1) L’ARRIVEE AU POUVOIR D’EMILE COMBES
Rappelons que Combes est arrivé au pouvoir en juin 1902, après des élections qui ont été remportées par la gauche. Son ministère, intitulé le « Bloc des gauches », peut être considéré comme le premier exemple d’union de la gauche, avant le Front Populaire, le gouvernement Mollet de 1956 et la victoire de Mitterrand en 1981. Sans participer au gouvernement, le Parti socialiste français de Jaurès le soutenait. Combes a été beaucoup accusé d’être sous l’influence de Jaurès.
Il faut faire la part de la polémique permettant de disqualifier le président du Conseil : Jaurès n’était pas alors cette sorte de saint républicain qu’il est devenu par son assassinat et par la prise de distance du temps. Il pouvait être présenté comme un dangereux « collectiviste » et il était « payant » de prétendre que Combes était l’otage de Jaurès.
Combes a du, plusieurs fois indiquer que, tout en prévoyant de faire des « réformes nécessaires » (qu’accaparé par sa lutte anticléricale il n’effectuera pas) : retraites ouvrières (le « milliard » des congrégations devait servir à cela ; En fait l’Etat ne « récupéra » que 350 millions, dont 290 s’envolèrent en fumée dans une inflation de frais, quand ce n’est pas dans la poche des liquidateurs), impôt sur le revenu, il n’était pas de ceux « qui font peur à l’épargne ».
Le degré d’influence de Jaurès sur Combes est encore un sujet de débat entre historiens. Ce que l’on peut, par contre, affirmer, c’est que Jaurès a approuvé la politique de Combes pendant toute la durée du ministère de ce dernier (un peu plus de 2 ans et demi, ce qui est assez exceptionnel dans l’instabilité politique de la IIIe République).

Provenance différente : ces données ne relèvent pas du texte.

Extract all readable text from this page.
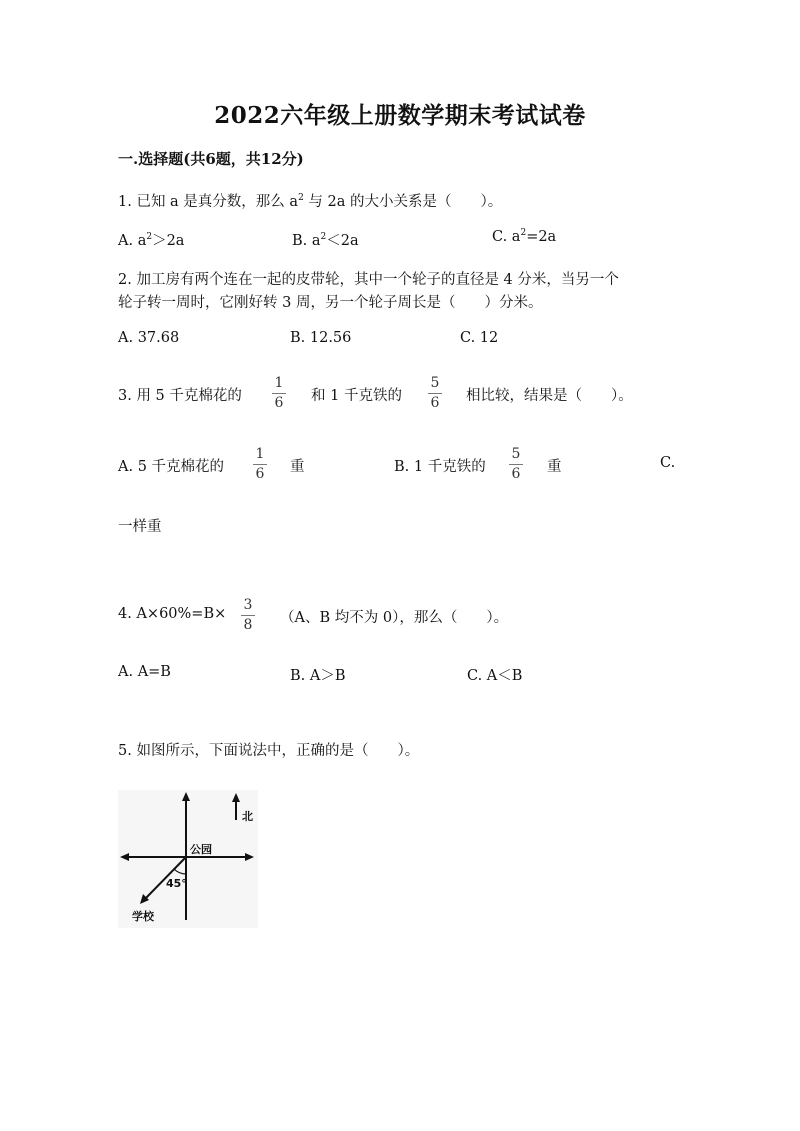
2022六年级上册数学期末考试试卷
一.选择题(共6题，共12分)
1. 已知 a 是真分数，那么 $a^2$ 与 2a 的大小关系是（　　）。
A. $a^2>2a$	B. $a^2<2a$	C. $a^2=2a$
2. 加工房有两个连在一起的皮带轮，其中一个轮子的直径是 4 分米，当另一个
轮子转一周时，它刚好转 3 周，另一个轮子周长是（　　）分米。
A. 37.68	B. 12.56	C. 12
3. 用 5 千克棉花的
1
6	和 1 千克铁的
5
6	相比较，结果是（　　）。
A. 5 千克棉花的
1
6	重	B. 1 千克铁的
5
6	重	C.
一样重
4. A×60%=B×
3
8	（A、B 均不为 0），那么（　　）。
A. A=B	B. A＞B	C. A＜B
5. 如图所示，下面说法中，正确的是（　　）。
北
公园
45°
学校
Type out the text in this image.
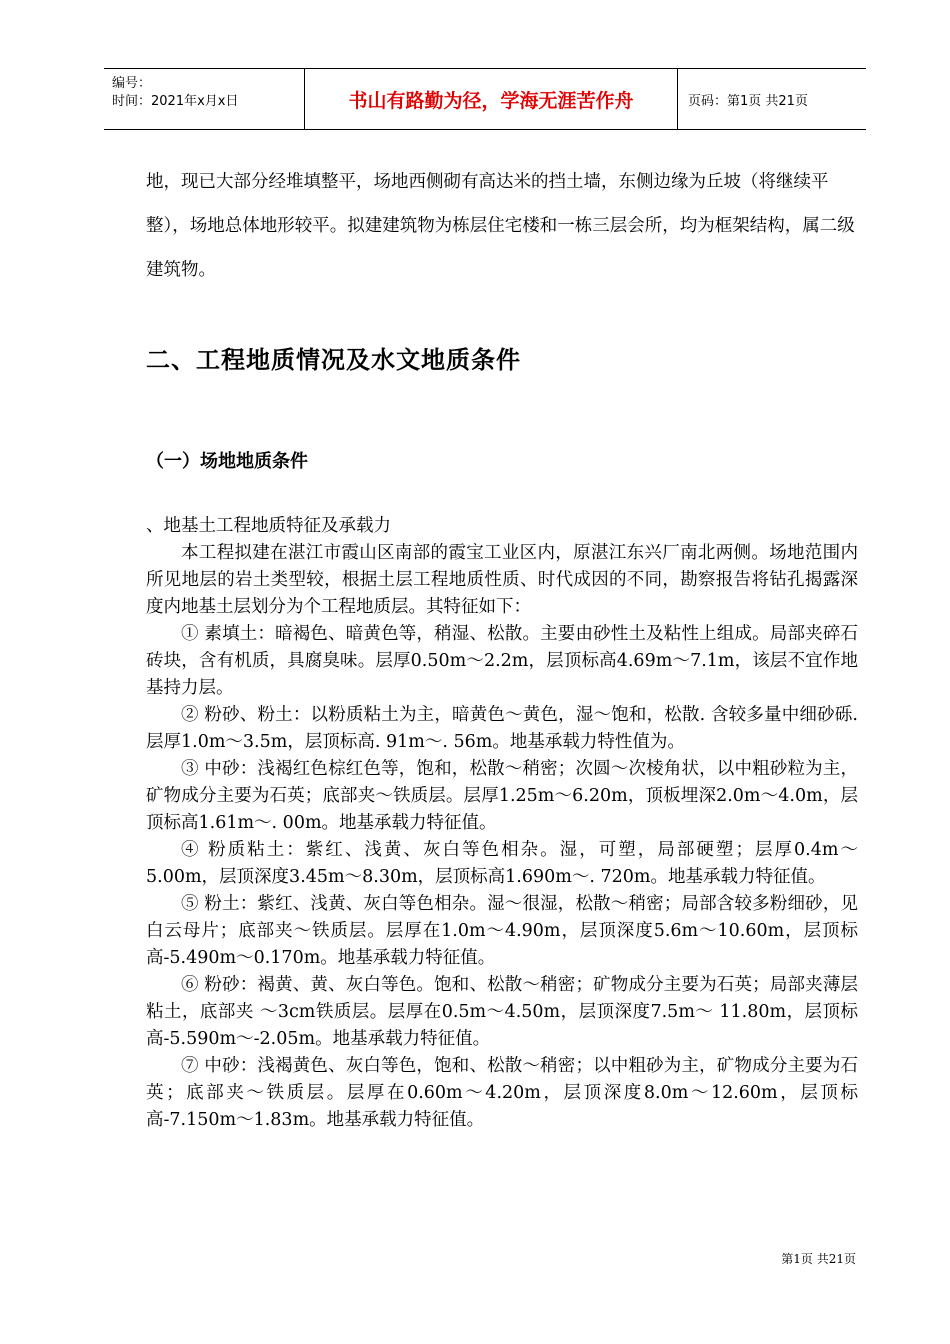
编号：
时间：2021年x月x日	书山有路勤为径，学海无涯苦作舟	页码：第1页 共21页

地，现已大部分经堆填整平，场地西侧砌有高达米的挡土墙，东侧边缘为丘坡（将继续平整），场地总体地形较平。拟建建筑物为栋层住宅楼和一栋三层会所，均为框架结构，属二级建筑物。

二、工程地质情况及水文地质条件
（一）场地地质条件

、地基土工程地质特征及承载力

本工程拟建在湛江市霞山区南部的霞宝工业区内，原湛江东兴厂南北两侧。场地范围内所见地层的岩土类型较，根据土层工程地质性质、时代成因的不同，勘察报告将钻孔揭露深度内地基土层划分为个工程地质层。其特征如下：

① 素填土：暗褐色、暗黄色等，稍湿、松散。主要由砂性土及粘性上组成。局部夹碎石砖块，含有机质，具腐臭味。层厚0.50m～2.2m，层顶标高4.69m～7.1m，该层不宜作地基持力层。

② 粉砂、粉土：以粉质粘土为主，暗黄色～黄色，湿～饱和，松散. 含较多量中细砂砾. 层厚1.0m～3.5m，层顶标高. 91m～. 56m。地基承载力特性值为。

③ 中砂：浅褐红色棕红色等，饱和，松散～稍密；次圆～次棱角状，以中粗砂粒为主，矿物成分主要为石英；底部夹～铁质层。层厚1.25m～6.20m，顶板埋深2.0m～4.0m，层顶标高1.61m～. 00m。地基承载力特征值。

④ 粉质粘土：紫红、浅黄、灰白等色相杂。湿，可塑，局部硬塑；层厚0.4m～5.00m，层顶深度3.45m～8.30m，层顶标高1.690m～. 720m。地基承载力特征值。

⑤ 粉土：紫红、浅黄、灰白等色相杂。湿～很湿，松散～稍密；局部含较多粉细砂，见白云母片；底部夹～铁质层。层厚在1.0m～4.90m，层顶深度5.6m～10.60m，层顶标高-5.490m～0.170m。地基承载力特征值。

⑥ 粉砂：褐黄、黄、灰白等色。饱和、松散～稍密；矿物成分主要为石英；局部夹薄层粘土，底部夹 ～3cm铁质层。层厚在0.5m～4.50m，层顶深度7.5m～ 11.80m，层顶标高-5.590m～-2.05m。地基承载力特征值。

⑦ 中砂：浅褐黄色、灰白等色，饱和、松散～稍密；以中粗砂为主，矿物成分主要为石英；底部夹～铁质层。层厚在0.60m～4.20m，层顶深度8.0m～12.60m，层顶标高-7.150m～1.83m。地基承载力特征值。

第1页 共21页
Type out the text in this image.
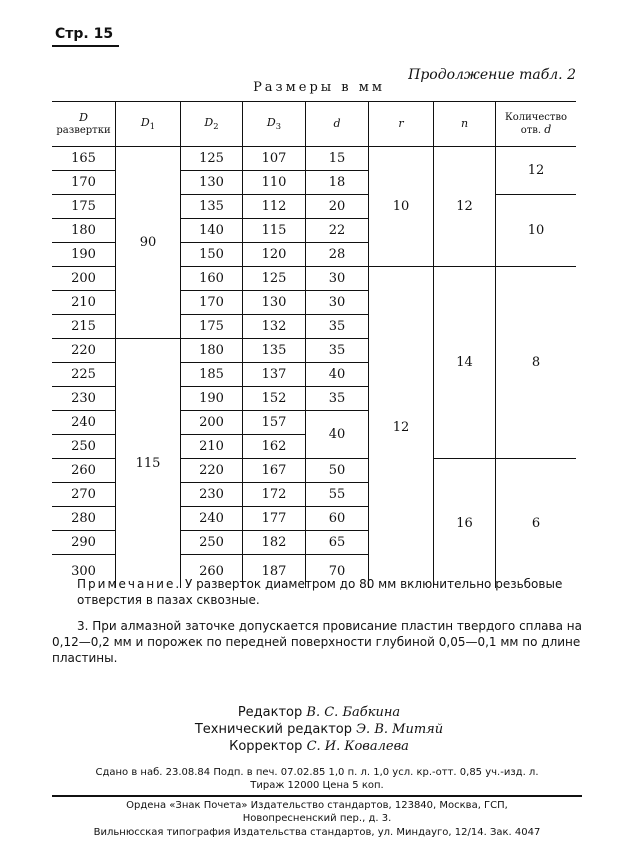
Стр. 15
Продолжение табл. 2
Размеры в мм
D
развертки	$D_1$	$D_2$	$D_3$	d	r	n	Количество
отв. d
165	90	125	107	15	10	12	12
170		130	110	18			
175		135	112	20			10
180		140	115	22			
190		150	120	28			
200		160	125	30	12	14	8
210		170	130	30			
215		175	132	35			
220	115	180	135	35			
225		185	137	40			
230		190	152	35			
240		200	157	40			
250		210	162				
260		220	167	50		16	6
270		230	172	55			
280		240	177	60			
290		250	182	65			
300		260	187	70			
Примечание. У разверток диаметром до 80 мм включительно резьбовые отверстия в пазах сквозные.
3. При алмазной заточке допускается провисание пластин твердого сплава на 0,12—0,2 мм и порожек по передней поверхности глубиной 0,05—0,1 мм по длине пластины.
Редактор В. С. Бабкина
Технический редактор Э. В. Митяй
Корректор С. И. Ковалева
Сдано в наб. 23.08.84 Подп. в печ. 07.02.85 1,0 п. л. 1,0 усл. кр.-отт. 0,85 уч.-изд. л.
Тираж 12000 Цена 5 коп.
Ордена «Знак Почета» Издательство стандартов, 123840, Москва, ГСП,
Новопресненский пер., д. 3.
Вильнюсская типография Издательства стандартов, ул. Миндауго, 12/14. Зак. 4047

Combes n’était pas très connu. Ses 2 principaux titres étaient qu’il avait été ministre de l’Instruction publique des Beaux Arts et des Cultes pendant quelques mois (fin 1895-début 1896) et qu’il venait d’être le président de la Commission sénatoriale sur la loi du 1er juillet 1901 sur les associations, loi qui obligeait les congrégations à être autorisées par une loi et leurs établissement par un décret. S’il est devenu président du Conseil, c’est parce que Waldeck Rousseau, l’auteur de la loi, a volontairement quitté le pouvoir et que les 2 principaux ténors du parti radical n’ont pas voulu diriger le gouvernement.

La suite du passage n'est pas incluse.